A stronger version would be:
"The last two reports were both submitted after the agreed deadline. That caused a delay for the finance team. From now on, I need you to tell me as soon as you think a deadline may slip, and I need the next report by 10am on Thursday. What might stop that happening?"
This version is better because it gives the facts, explains the impact, states the required behaviour, gives a clear deadline and invites the other person to discuss obstacles.
That is verbal communication working properly. It creates clarity and action.
A simple model for verbal communication
Use the CLEAR model before important conversations:
| Step | Question | Purpose |
|---|---|---|
| C - Clarify | What is my main message? | Stops you from rambling. |
| L - Limit | What can I remove? | Keeps the message brief and focused. |
| E - Explain | What facts or examples prove the point? | Makes the message understandable. |
| A - Ask | What question will help me check their view? | Turns talking into a two-way conversation. |
| R - Review | What has been agreed? | Confirms shared understanding and next steps. |
This model works for meetings, delegation, feedback, problem-solving conversations and difficult discussions.

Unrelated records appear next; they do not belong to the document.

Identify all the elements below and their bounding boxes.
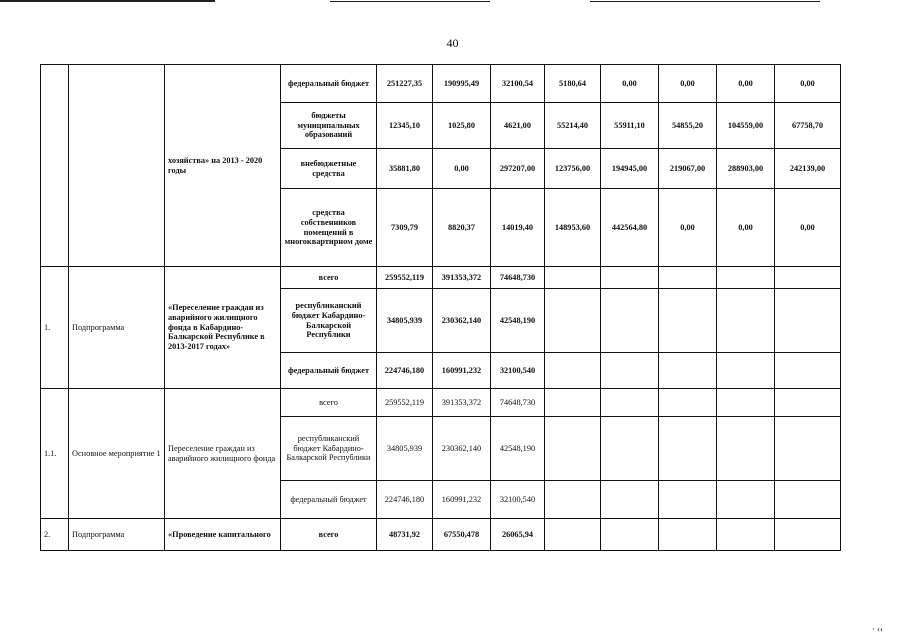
value-cell: 123756,00 [545,149,601,189]
value-cell [545,417,601,481]
value-cell [545,267,601,289]
value-cell: 219067,00 [659,149,717,189]
row-program-name: «Проведение капитального [165,519,281,551]
value-cell: 148953,60 [545,189,601,267]
value-cell: 0,00 [717,65,775,103]
scan-edge-middle [330,1,490,2]
page-number: 40 [446,36,459,50]
budget-table [40,64,841,551]
value-cell: 391353,372 [433,267,491,289]
scan-edge-right [590,1,820,2]
funding-source: бюджеты муниципальных образований [281,103,377,149]
funding-source: республиканский бюджет Кабардино-Балкарской Республики [281,289,377,353]
table-row [41,519,841,551]
value-cell: 160991,232 [433,353,491,389]
value-cell: 32100,54 [491,65,545,103]
value-cell [717,289,775,353]
table-row [41,267,841,289]
funding-source: федеральный бюджет [281,353,377,389]
value-cell: 74648,730 [491,389,545,417]
value-cell: 12345,10 [377,103,433,149]
value-cell: 32100,540 [491,481,545,519]
value-cell [659,267,717,289]
corner-marks: · ‹‹ [871,624,883,634]
value-cell [717,267,775,289]
value-cell [717,519,775,551]
value-cell: 7309,79 [377,189,433,267]
row-status: Основное мероприятие 1 [69,389,165,519]
value-cell [601,289,659,353]
value-cell: 14019,40 [491,189,545,267]
value-cell: 0,00 [659,65,717,103]
value-cell [659,389,717,417]
value-cell [545,481,601,519]
value-cell: 55214,40 [545,103,601,149]
funding-source: всего [281,389,377,417]
value-cell: 224746,180 [377,353,433,389]
value-cell: 26065,94 [491,519,545,551]
value-cell: 391353,372 [433,389,491,417]
value-cell: 0,00 [775,65,841,103]
value-cell: 1025,80 [433,103,491,149]
value-cell: 297207,00 [491,149,545,189]
value-cell [717,481,775,519]
value-cell [775,289,841,353]
value-cell [545,389,601,417]
value-cell: 34805,939 [377,417,433,481]
row-status: Подпрограмма [69,267,165,389]
funding-source: федеральный бюджет [281,65,377,103]
value-cell [545,519,601,551]
value-cell: 190995,49 [433,65,491,103]
value-cell: 224746,180 [377,481,433,519]
row-status [69,65,165,267]
value-cell: 104559,00 [717,103,775,149]
value-cell [601,353,659,389]
value-cell [659,519,717,551]
value-cell: 67550,478 [433,519,491,551]
value-cell: 288903,00 [717,149,775,189]
value-cell: 34805,939 [377,289,433,353]
value-cell [659,481,717,519]
value-cell: 259552,119 [377,267,433,289]
value-cell [659,353,717,389]
row-program-name: Переселение граждан из аварийного жилищного фонда [165,389,281,519]
value-cell [775,519,841,551]
value-cell [545,353,601,389]
row-index: 1. [41,267,69,389]
value-cell: 55911,10 [601,103,659,149]
value-cell: 0,00 [717,189,775,267]
value-cell [775,417,841,481]
value-cell [717,417,775,481]
funding-source: федеральный бюджет [281,481,377,519]
value-cell: 0,00 [433,149,491,189]
value-cell [601,389,659,417]
value-cell [775,353,841,389]
funding-source: внебюджетные средства [281,149,377,189]
value-cell [545,289,601,353]
row-program-name: хозяйства» на 2013 - 2020 годы [165,65,281,267]
table-row [41,65,841,103]
row-status: Подпрограмма [69,519,165,551]
value-cell [717,353,775,389]
funding-source: всего [281,267,377,289]
row-index: 2. [41,519,69,551]
value-cell: 67758,70 [775,103,841,149]
value-cell: 230362,140 [433,417,491,481]
value-cell [601,481,659,519]
value-cell: 74648,730 [491,267,545,289]
value-cell: 48731,92 [377,519,433,551]
value-cell [601,519,659,551]
value-cell: 5180,64 [545,65,601,103]
value-cell: 42548,190 [491,289,545,353]
row-index: 1.1. [41,389,69,519]
funding-source: республиканский бюджет Кабардино-Балкарской Республики [281,417,377,481]
value-cell: 4621,00 [491,103,545,149]
value-cell: 251227,35 [377,65,433,103]
value-cell [601,267,659,289]
value-cell: 160991,232 [433,481,491,519]
value-cell: 54855,20 [659,103,717,149]
value-cell [659,289,717,353]
value-cell: 230362,140 [433,289,491,353]
funding-source: всего [281,519,377,551]
value-cell: 242139,00 [775,149,841,189]
value-cell [601,417,659,481]
value-cell: 0,00 [601,65,659,103]
value-cell: 35881,80 [377,149,433,189]
value-cell [775,267,841,289]
value-cell: 42548,190 [491,417,545,481]
value-cell: 32100,540 [491,353,545,389]
funding-source: средства собственников помещений в многоквартирном доме [281,189,377,267]
value-cell: 0,00 [775,189,841,267]
value-cell [659,417,717,481]
value-cell: 0,00 [659,189,717,267]
value-cell: 194945,00 [601,149,659,189]
table-row [41,389,841,417]
value-cell: 442564,80 [601,189,659,267]
value-cell [775,481,841,519]
scan-edge-left [0,0,215,2]
value-cell [717,389,775,417]
value-cell: 8820,37 [433,189,491,267]
row-index [41,65,69,267]
row-program-name: «Переселение граждан из аварийного жилищного фонда в Кабардино-Балкарской Республике в 2013-2017 годах» [165,267,281,389]
value-cell [775,389,841,417]
value-cell: 259552,119 [377,389,433,417]
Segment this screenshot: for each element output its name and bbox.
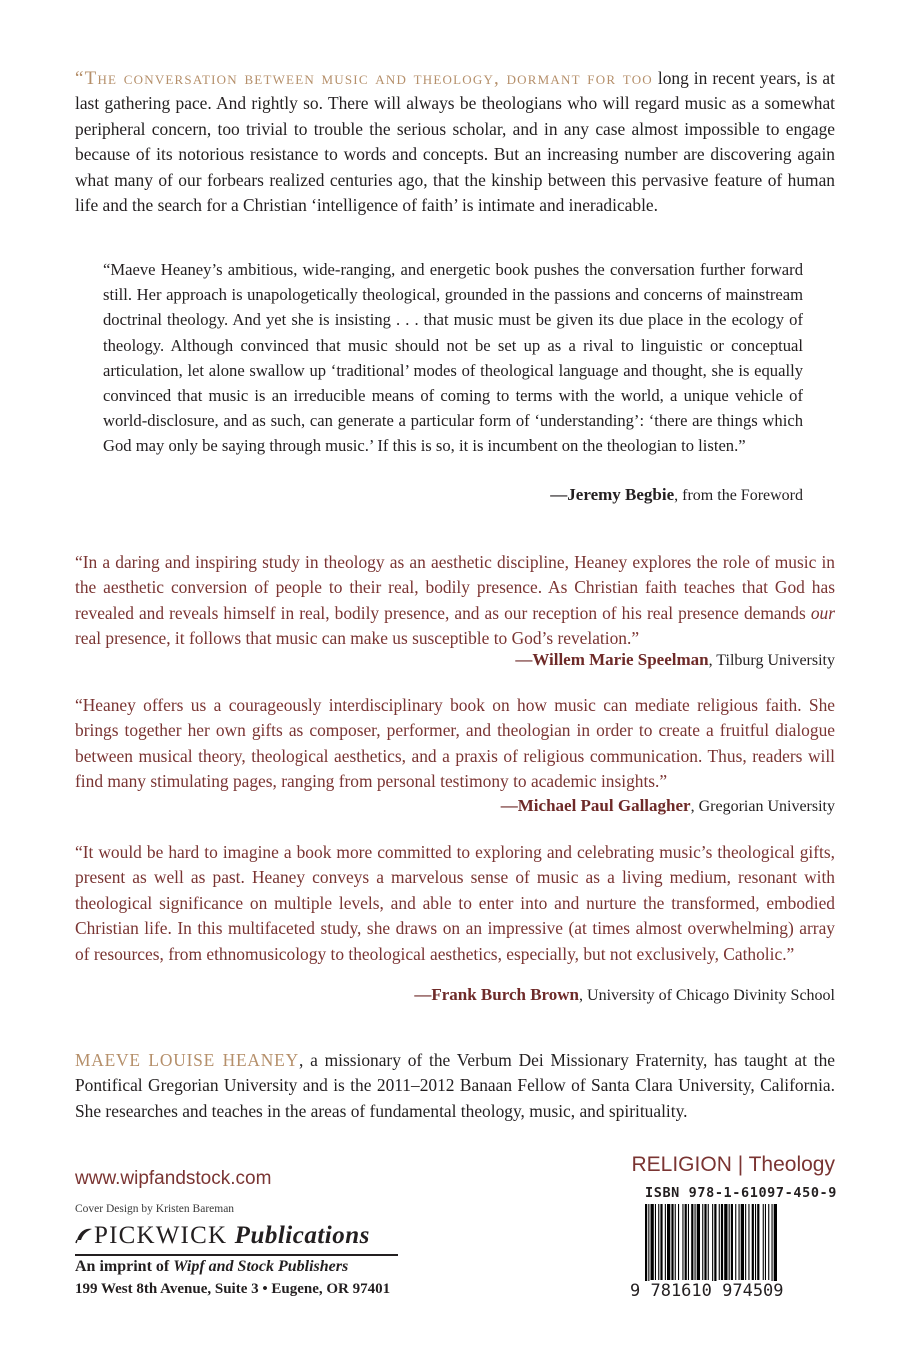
cover-credit: Cover Design by Kristen Bareman [75,1203,235,1215]
barcode-bar [685,1204,687,1280]
main-quote-body: long in recent years, is at last gathering pace. And rightly so. There will always be theologians who will regard music as a somewhat peripheral concern, too trivial to trouble the serious scholar, and in any case almost impossible to engage because of its notorious resistance to words and concepts. But an increasing number are discovering again what many of our forbears realized centuries ago, that the kinship between this pervasive feature of human life and the search for a Christian ‘intelligence of faith’ is intimate and ineradicable. [75,68,835,216]
imprint-name: Wipf and Stock Publishers [173,1258,349,1275]
publisher-logo [75,1222,370,1250]
main-quote-lead: “The conversation between music and theology, dormant for too [75,68,653,89]
attribution-brown-affil: , University of Chicago Divinity School [579,987,835,1004]
barcode-bar [667,1204,670,1280]
barcode-bar [671,1204,673,1280]
attribution-speelman-name: —Willem Marie Speelman [515,650,709,669]
quote-speelman-emph: our [810,602,835,623]
barcode-bar [724,1204,727,1280]
publisher-address: 199 West 8th Avenue, Suite 3 • Eugene, OR 97401 [75,1281,391,1297]
barcode-bar [691,1204,693,1280]
ean-digits [630,1281,835,1301]
quote-speelman-after: real presence, it follows that music can make us susceptible to God’s revelation.” [75,628,640,649]
isbn-number: ISBN 978-1-61097-450-9 [645,1185,838,1201]
barcode-bar [741,1204,744,1280]
attribution-speelman [515,650,835,670]
barcode-bar [768,1204,769,1280]
barcode-bar [704,1204,706,1280]
attribution-gallagher-affil: , Gregorian University [690,798,835,815]
barcode-bar [655,1204,656,1280]
ean-number: 9 781610 974509 [630,1281,784,1301]
barcode-bar [675,1204,676,1280]
publisher-name: PICKWICK [94,1222,228,1249]
barcode-bar [731,1204,733,1280]
barcode-bar [658,1204,659,1280]
author-bio [75,1048,835,1124]
barcode-bar [665,1204,666,1280]
barcode-bar [745,1204,746,1280]
quill-icon [75,1226,93,1244]
barcode-bar [739,1204,740,1280]
barcode-bar [755,1204,756,1280]
barcode-bar [763,1204,764,1280]
quote-speelman-before: “In a daring and inspiring study in theology as an aesthetic discipline, Heaney explores the role of music in the aesthetic conversion of people to their real, bodily presence. As Christian faith teaches that God has revealed and reveals himself in real, bodily presence, and as our reception of his real presence demands [75,552,835,623]
barcode-bar [702,1204,703,1280]
attribution-begbie-name: —Jeremy Begbie [550,485,675,504]
barcode-bar [660,1204,662,1280]
attribution-gallagher-name: —Michael Paul Gallagher [500,796,691,815]
barcode-bar [719,1204,720,1280]
imprint-prefix: An imprint of [75,1258,174,1275]
quote-gallagher: “Heaney offers us a courageously interdisciplinary book on how music can mediate religious faith. She brings together her own gifts as composer, performer, and theologian in order to create a fruitful dialogue between musical theory, theological aesthetics, and a praxis of religious communication. Thus, readers will find many stimulating pages, ranging from personal testimony to academic insights.” [75,695,835,792]
attribution-begbie-affil: , from the Foreword [674,487,803,504]
barcode-bar [651,1204,654,1280]
publisher-imprint-word: Publications [234,1222,370,1249]
barcode-bar [748,1204,749,1280]
category-label: RELIGION | Theology [631,1153,835,1176]
barcode-bar [729,1204,730,1280]
barcode-bar [678,1204,679,1280]
barcode-bar [752,1204,754,1280]
imprint-line [75,1258,348,1276]
barcode-bar [688,1204,689,1280]
barcode-bar [697,1204,700,1280]
quote-brown: “It would be hard to imagine a book more committed to exploring and celebrating music’s theological gifts, present as well as past. Heaney conveys a marvelous sense of music as a living medium, resonant with theological significance on multiple levels, and able to enter into and nurture the transformed, embodied Christian life. In this multifaceted study, she draws on an impressive (at times almost overwhelming) array of resources, from ethnomusicology to theological aesthetics, especially, but not exclusively, Catholic.” [75,842,835,964]
website-link[interactable]: www.wipfandstock.com [75,1168,272,1189]
barcode-bar [735,1204,736,1280]
barcode-bar [757,1204,759,1280]
attribution-brown [414,985,835,1005]
quote-speelman [75,550,835,652]
publisher-divider [75,1254,398,1256]
barcode-bar [765,1204,766,1280]
barcode-bar [682,1204,683,1280]
barcode-bar [695,1204,696,1280]
barcode-bar [721,1204,723,1280]
author-name: MAEVE LOUISE HEANEY [75,1050,299,1070]
attribution-speelman-affil: , Tilburg University [708,652,835,669]
main-quote-continued: “Maeve Heaney’s ambitious, wide-ranging, and energetic book pushes the conversation further forward still. Her approach is unapologetically theological, grounded in the passions and concerns of mainstream doctrinal theology. And yet she is insisting . . . that music must be given its due place in the ecology of theology. Although convinced that music should not be set up as a rival to linguistic or conceptual articulation, let alone swallow up ‘traditional’ modes of theological language and thought, she is equally convinced that music is an irreducible means of coming to terms with the world, a unique vehicle of world-disclosure, and as such, can generate a particular form of ‘understanding’: ‘there are things which God may only be saying through music.’ If this is so, it is incumbent on the theologian to listen.” [103,260,803,456]
main-quote [75,66,835,218]
attribution-brown-name: —Frank Burch Brown [414,985,580,1004]
attribution-gallagher [501,796,835,816]
author-bio-text: , a missionary of the Verbum Dei Missionary Fraternity, has taught at the Pontifical Gregorian University and is the 2011–2012 Banaan Fellow of Santa Clara University, California. She researches and teaches in the areas of fundamental theology, music, and spirituality. [75,1050,835,1121]
attribution-begbie [550,485,803,505]
barcode-bar [708,1204,709,1280]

Common verbal communication mistakes to avoid
- Speaking before you know your main point.
- Using too many words to explain a simple idea.
- Assuming the listener understands technical terms.
- Interrupting before the other person has finished.
- Confusing disagreement with misunderstanding.
- Using vague feedback that gives no clear action.
- Forgetting to check what has been agreed.
Most of these mistakes are easy to fix once people become aware of them. The key is to treat communication as a practical skill, not a personality trait.
Improve communication skills across your team
Better verbal communication helps people give clearer instructions, run better meetings, handle feedback, reduce conflict and build stronger working relationships.
Our Communication Skills Training Course teaches practical methods for clear language, active listening, confident speech, body language, feedback, persuasion and difficult conversations.
If your team needs to communicate with more clarity, confidence and professionalism, view our Communication Skills Training Course.
Effective verbal communication at work
Effective verbal communication at work is a communication skill used in workplace conversations. It means using spoken words and tone to give a clear, brief and honest message, listening and asking questions to understand the other person, matching the words to the listener, and checking that both people share the same meaning and next steps.
CG4D Definition
Context: Workplace communication
Genus: Communication skill
- Uses spoken words and tone in work conversations.
- Shares a clear, brief and honest message.
- Includes listening and questions to understand the other person.
- Matches the message to the listener and checks shared meaning and next steps.
Article Summary
Verbal communication at work improves when people know their point, use clear and brief words, listen to understand, match the message to the listener, and check the next step before they move on. This turns talk into shared meaning, better action, less conflict and more trust.